La voiture s’immobilisa doucement derrière la plus courte des trois files de petites berlines, de camionnettes et de roulottes motorisées. Un groupe de quadragénaires caparaçonnés de cuir s’époumonait gaiement pour cou­vrir le vacarme de leurs Harley-Davidson. À gauche, des dix-huit roues patientaient dans la voie qui leur était réservée. Se découpant dans un ciel bleu presque sans nuages, des signaux lumineux verts et rouges indi­quaient les postes de douanes ouverts et fermés; l’éclat du soleil empêchait cependant de bien en distinguer la couleur.

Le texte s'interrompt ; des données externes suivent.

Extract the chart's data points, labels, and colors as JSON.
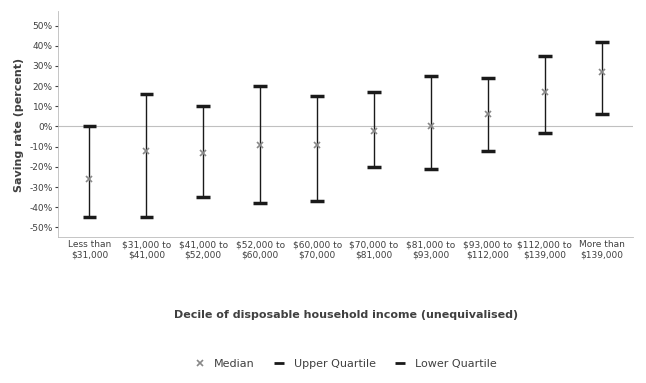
{
  "categories": [
    "Less than\n$31,000",
    "$31,000 to\n$41,000",
    "$41,000 to\n$52,000",
    "$52,000 to\n$60,000",
    "$60,000 to\n$70,000",
    "$70,000 to\n$81,000",
    "$81,000 to\n$93,000",
    "$93,000 to\n$112,000",
    "$112,000 to\n$139,000",
    "More than\n$139,000"
  ],
  "median": [
    -26,
    -12,
    -13,
    -9,
    -9,
    -2,
    0,
    6,
    17,
    27
  ],
  "upper_quartile": [
    0,
    16,
    10,
    20,
    15,
    17,
    25,
    24,
    35,
    42
  ],
  "lower_quartile": [
    -45,
    -45,
    -35,
    -38,
    -37,
    -20,
    -21,
    -12,
    -3,
    6
  ],
  "ylabel": "Saving rate (percent)",
  "xlabel": "Decile of disposable household income (unequivalised)",
  "ylim": [
    -55,
    57
  ],
  "yticks": [
    -50,
    -40,
    -30,
    -20,
    -10,
    0,
    10,
    20,
    30,
    40,
    50
  ],
  "line_color": "#1a1a1a",
  "marker_color": "#888888",
  "text_color": "#404040",
  "background_color": "#ffffff",
  "zero_line_color": "#c0c0c0",
  "tick_label_fontsize": 6.5,
  "axis_label_fontsize": 8,
  "legend_fontsize": 8
}
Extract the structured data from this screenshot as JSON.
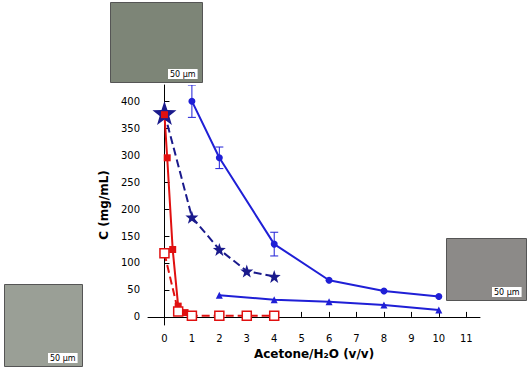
{
  "chart_data": {
    "type": "line",
    "x_label": "Acetone/H₂O (v/v)",
    "y_label": "C (mg/mL)",
    "xlim": [
      -0.6,
      11.5
    ],
    "xticks": [
      0,
      1,
      2,
      3,
      4,
      5,
      6,
      7,
      8,
      9,
      10,
      11
    ],
    "ylim": [
      -15,
      430
    ],
    "yticks": [
      0,
      50,
      100,
      150,
      200,
      250,
      300,
      350,
      400
    ],
    "grid": false,
    "series": [
      {
        "color": "#1f1fd6",
        "marker": "circle",
        "line_style": "solid",
        "x": [
          1,
          2,
          4,
          6,
          8,
          10
        ],
        "values": [
          400,
          295,
          135,
          68,
          48,
          38
        ],
        "errors": [
          30,
          20,
          22,
          null,
          null,
          null
        ]
      },
      {
        "color": "#1f1fd6",
        "marker": "triangle",
        "line_style": "solid",
        "x": [
          2,
          4,
          6,
          8,
          10
        ],
        "values": [
          40,
          32,
          28,
          22,
          13
        ]
      },
      {
        "color": "#1a1a8c",
        "marker": "star",
        "line_style": "dashed",
        "x": [
          0,
          1,
          2,
          3,
          4
        ],
        "values": [
          378,
          185,
          125,
          85,
          75
        ]
      },
      {
        "color": "#e01010",
        "marker": "square",
        "line_style": "solid",
        "x": [
          0,
          0.1,
          0.3,
          0.5,
          0.75,
          1
        ],
        "values": [
          375,
          295,
          125,
          20,
          8,
          3
        ]
      },
      {
        "color": "#e01010",
        "marker": "open_square",
        "line_style": "dashed",
        "x": [
          0,
          0.5,
          1,
          2,
          3,
          4
        ],
        "values": [
          118,
          10,
          2,
          2,
          2,
          2
        ]
      }
    ],
    "insets": [
      {
        "label": "50 µm"
      },
      {
        "label": "50 µm"
      },
      {
        "label": "50 µm"
      }
    ]
  }
}
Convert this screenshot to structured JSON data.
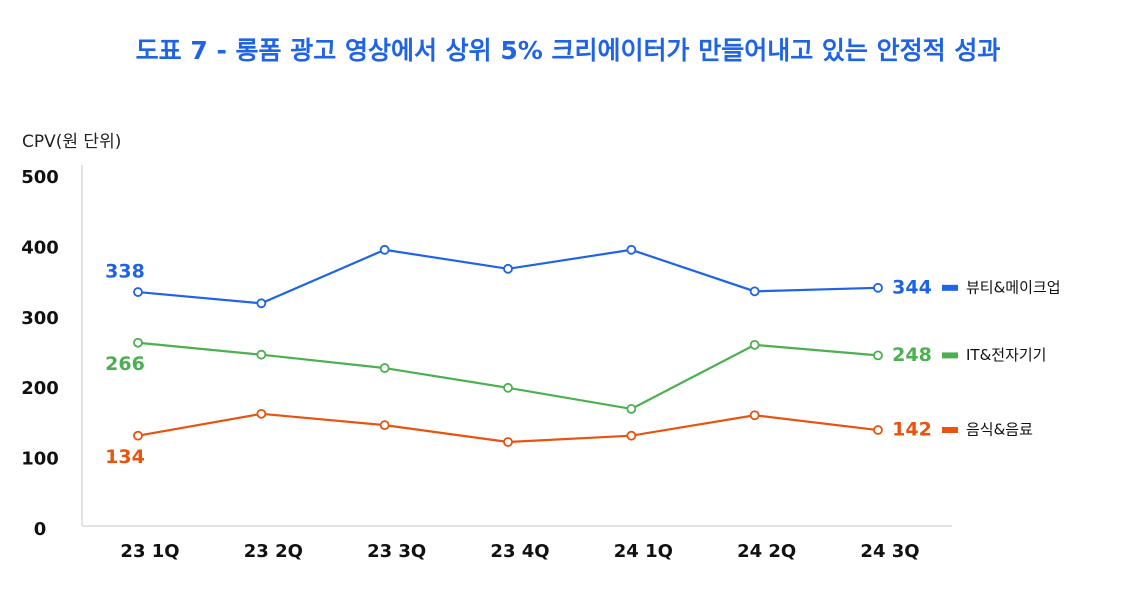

À droite, la silhouette angulaire de la boutique hors taxes ombrageait le stationnement; elle avalait et recrachait indifféremment des parents amenant d’ur­gence leur enfant aux toilettes, ou des consommateurs désirant profiter des bas prix. Seuls quelques éléments du décor rappelaient la solennité de l’endroit atténuée par cette magnifique journée d’été: un policier et son berger allemand, de grandes clôtures de part et d’autre, et les lourdes barrières qui défendaient noblement la frontière.

Ici, ce qui m’agace, c’est d’abord la lourdeur, puis le mélange de langage populaire («Enligne-toi là») et de mots recherchés («quadragénaires caparaçonnés»). Certaines images me plaisent («elle avalait et recrachait indifféremment…»), mais le fait qu’elles soient juxtaposées à des phrases sans âme («la silhouette angulaire de la boutique hors taxes», «des consommateurs désirant profiter des bas prix.») brise le rythme de lecture.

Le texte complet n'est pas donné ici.